Working at the intersection of ethnic studies and technology/data studies, Shravya Sompalli advances a powerful critique of numerous institutions and technologies that purport to fight human trafficking and worker exploitation, including state-sponsored border surveillance, corporate interests, and non-governmental anti-trafficking organizations. Her sophisticated digital counter-mapping project (“body workers’ atlas”) intervenes in “tech against trafficking” discourse and demonstrates her expertise in both ethnographic and data science methods. Exploring the potential “to use technology and accompanying technological discourse to the benefit of massage and sex workers in response to anti-trafficking technoscience over the past decade,” Sompalli is exemplary in her commitment to imagining and developing alternative technologies and models that respect workers’ rights, agency, and expressed needs.

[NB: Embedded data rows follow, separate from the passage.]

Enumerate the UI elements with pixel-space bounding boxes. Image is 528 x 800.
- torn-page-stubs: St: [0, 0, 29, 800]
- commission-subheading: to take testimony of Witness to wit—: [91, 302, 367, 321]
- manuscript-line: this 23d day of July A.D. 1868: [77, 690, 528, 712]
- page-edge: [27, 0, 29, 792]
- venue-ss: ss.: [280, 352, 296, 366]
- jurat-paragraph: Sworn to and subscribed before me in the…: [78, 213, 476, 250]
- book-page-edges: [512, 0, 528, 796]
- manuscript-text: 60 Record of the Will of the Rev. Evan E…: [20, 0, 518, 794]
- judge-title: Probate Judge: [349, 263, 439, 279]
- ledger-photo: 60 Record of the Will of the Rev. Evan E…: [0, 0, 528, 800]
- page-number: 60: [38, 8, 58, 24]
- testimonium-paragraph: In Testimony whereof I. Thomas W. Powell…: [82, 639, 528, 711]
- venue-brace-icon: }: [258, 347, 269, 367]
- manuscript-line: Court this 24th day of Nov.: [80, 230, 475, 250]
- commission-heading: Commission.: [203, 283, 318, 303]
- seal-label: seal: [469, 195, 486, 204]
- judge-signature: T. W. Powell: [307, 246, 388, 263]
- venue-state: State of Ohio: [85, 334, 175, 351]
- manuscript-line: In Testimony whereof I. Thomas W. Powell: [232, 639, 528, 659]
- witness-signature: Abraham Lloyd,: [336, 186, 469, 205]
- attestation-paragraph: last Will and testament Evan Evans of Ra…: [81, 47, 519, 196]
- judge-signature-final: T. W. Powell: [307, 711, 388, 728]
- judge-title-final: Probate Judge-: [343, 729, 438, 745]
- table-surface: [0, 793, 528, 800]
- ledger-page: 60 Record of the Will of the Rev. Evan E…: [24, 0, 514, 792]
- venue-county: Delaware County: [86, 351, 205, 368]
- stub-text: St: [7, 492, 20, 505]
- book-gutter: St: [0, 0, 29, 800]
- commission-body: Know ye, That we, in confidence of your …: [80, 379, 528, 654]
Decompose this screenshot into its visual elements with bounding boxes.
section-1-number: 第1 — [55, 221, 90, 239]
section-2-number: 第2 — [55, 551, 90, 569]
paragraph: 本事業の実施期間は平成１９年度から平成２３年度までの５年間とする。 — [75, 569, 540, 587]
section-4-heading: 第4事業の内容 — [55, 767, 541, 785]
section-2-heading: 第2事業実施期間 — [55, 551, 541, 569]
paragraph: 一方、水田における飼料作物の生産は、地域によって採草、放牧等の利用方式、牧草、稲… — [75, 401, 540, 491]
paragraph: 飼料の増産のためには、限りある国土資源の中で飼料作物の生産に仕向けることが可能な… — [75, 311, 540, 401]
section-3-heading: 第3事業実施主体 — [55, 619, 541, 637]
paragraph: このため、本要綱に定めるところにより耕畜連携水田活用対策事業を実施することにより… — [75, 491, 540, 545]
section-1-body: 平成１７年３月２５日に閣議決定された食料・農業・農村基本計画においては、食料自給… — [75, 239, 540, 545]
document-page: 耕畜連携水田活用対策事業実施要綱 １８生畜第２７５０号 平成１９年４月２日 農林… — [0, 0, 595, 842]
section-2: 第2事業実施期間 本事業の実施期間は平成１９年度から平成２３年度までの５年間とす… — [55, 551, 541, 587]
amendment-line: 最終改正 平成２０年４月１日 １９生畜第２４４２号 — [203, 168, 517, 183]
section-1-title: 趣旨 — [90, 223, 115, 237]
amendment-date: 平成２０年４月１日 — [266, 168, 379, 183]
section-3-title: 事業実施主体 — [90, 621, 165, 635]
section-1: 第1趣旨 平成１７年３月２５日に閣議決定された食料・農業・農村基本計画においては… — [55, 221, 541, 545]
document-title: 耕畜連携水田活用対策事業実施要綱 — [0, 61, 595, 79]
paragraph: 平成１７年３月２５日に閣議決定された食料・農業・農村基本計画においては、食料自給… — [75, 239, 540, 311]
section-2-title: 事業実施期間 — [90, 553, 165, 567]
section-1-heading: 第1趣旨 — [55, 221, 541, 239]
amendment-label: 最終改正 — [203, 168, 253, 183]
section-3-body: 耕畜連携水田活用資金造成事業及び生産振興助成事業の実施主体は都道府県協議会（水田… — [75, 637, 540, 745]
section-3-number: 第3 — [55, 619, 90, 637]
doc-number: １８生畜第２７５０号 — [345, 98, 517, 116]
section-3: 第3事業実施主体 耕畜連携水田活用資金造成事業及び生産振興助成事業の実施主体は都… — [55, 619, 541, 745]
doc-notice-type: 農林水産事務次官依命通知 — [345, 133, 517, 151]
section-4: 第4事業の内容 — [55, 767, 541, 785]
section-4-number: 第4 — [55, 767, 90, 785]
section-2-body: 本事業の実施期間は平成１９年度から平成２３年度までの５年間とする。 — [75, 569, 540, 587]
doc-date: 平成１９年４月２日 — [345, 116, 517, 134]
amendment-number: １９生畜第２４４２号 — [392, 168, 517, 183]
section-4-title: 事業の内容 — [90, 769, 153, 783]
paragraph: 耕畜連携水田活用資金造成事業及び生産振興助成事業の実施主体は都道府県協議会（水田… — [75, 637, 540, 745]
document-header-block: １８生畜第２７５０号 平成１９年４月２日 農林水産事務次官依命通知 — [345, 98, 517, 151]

Honorable Mention: Anna Brent-Levenstein, Sociology and History, “Women Are Our Rehabilitation: Familial Labor and Advocacy in an Era of Mass Incarceration”
Anna Brent-Levenstein’s sociology thesis represents an extraordinary contribution to the study of mass incarceration in the United States. Grounding her research in original oral histories and feminist sociology, Brent-Levenstein demonstrates how the understanding of mass incarceration is incomplete without the stories of the women who navigate the system from the outside on behalf of incarcerated family members. Her thesis challenges the prevailing idea of these women as victims by expanding the understanding of legal “expertise” and by centering the voices of women as key intermediaries. Brent-Levenstein shows how the labor and expertise of women with incarcerated family members make them the true “rehabilitators” in the criminal justice system.

Honorable Mention: Alexandra Mork, History and Political Science, “State-Crossed Lovers: Evasive, Interracial Marriages in Nineteenth-Century Virginia”
Alexandra Mork’s history thesis focuses on “evasive” marriage among interracial couples in Virginia in the late 1800s. Mork narrates the history of couples who, to avoid Virginia’s anti-miscegenation laws, traveled to nearby Washington, D.C., where no marriage prohibition existed, got married, and returned to Virginia, as married (and thus legal) couples. Drawing on extensive research in the local archives of Virginia and the National Archives in Washington, D.C., Mork recovers the stories of couples, who were both ordinary and extraordinary. Bridging the gap between individuals’ lives and the law, Mork shows how “proclaiming a legal doctrine ‘settled’ frequently hides an unsettled reality” and demonstrates how individual Americans have challenged legal fictions and how in doing so, they revise our understanding of the law in action.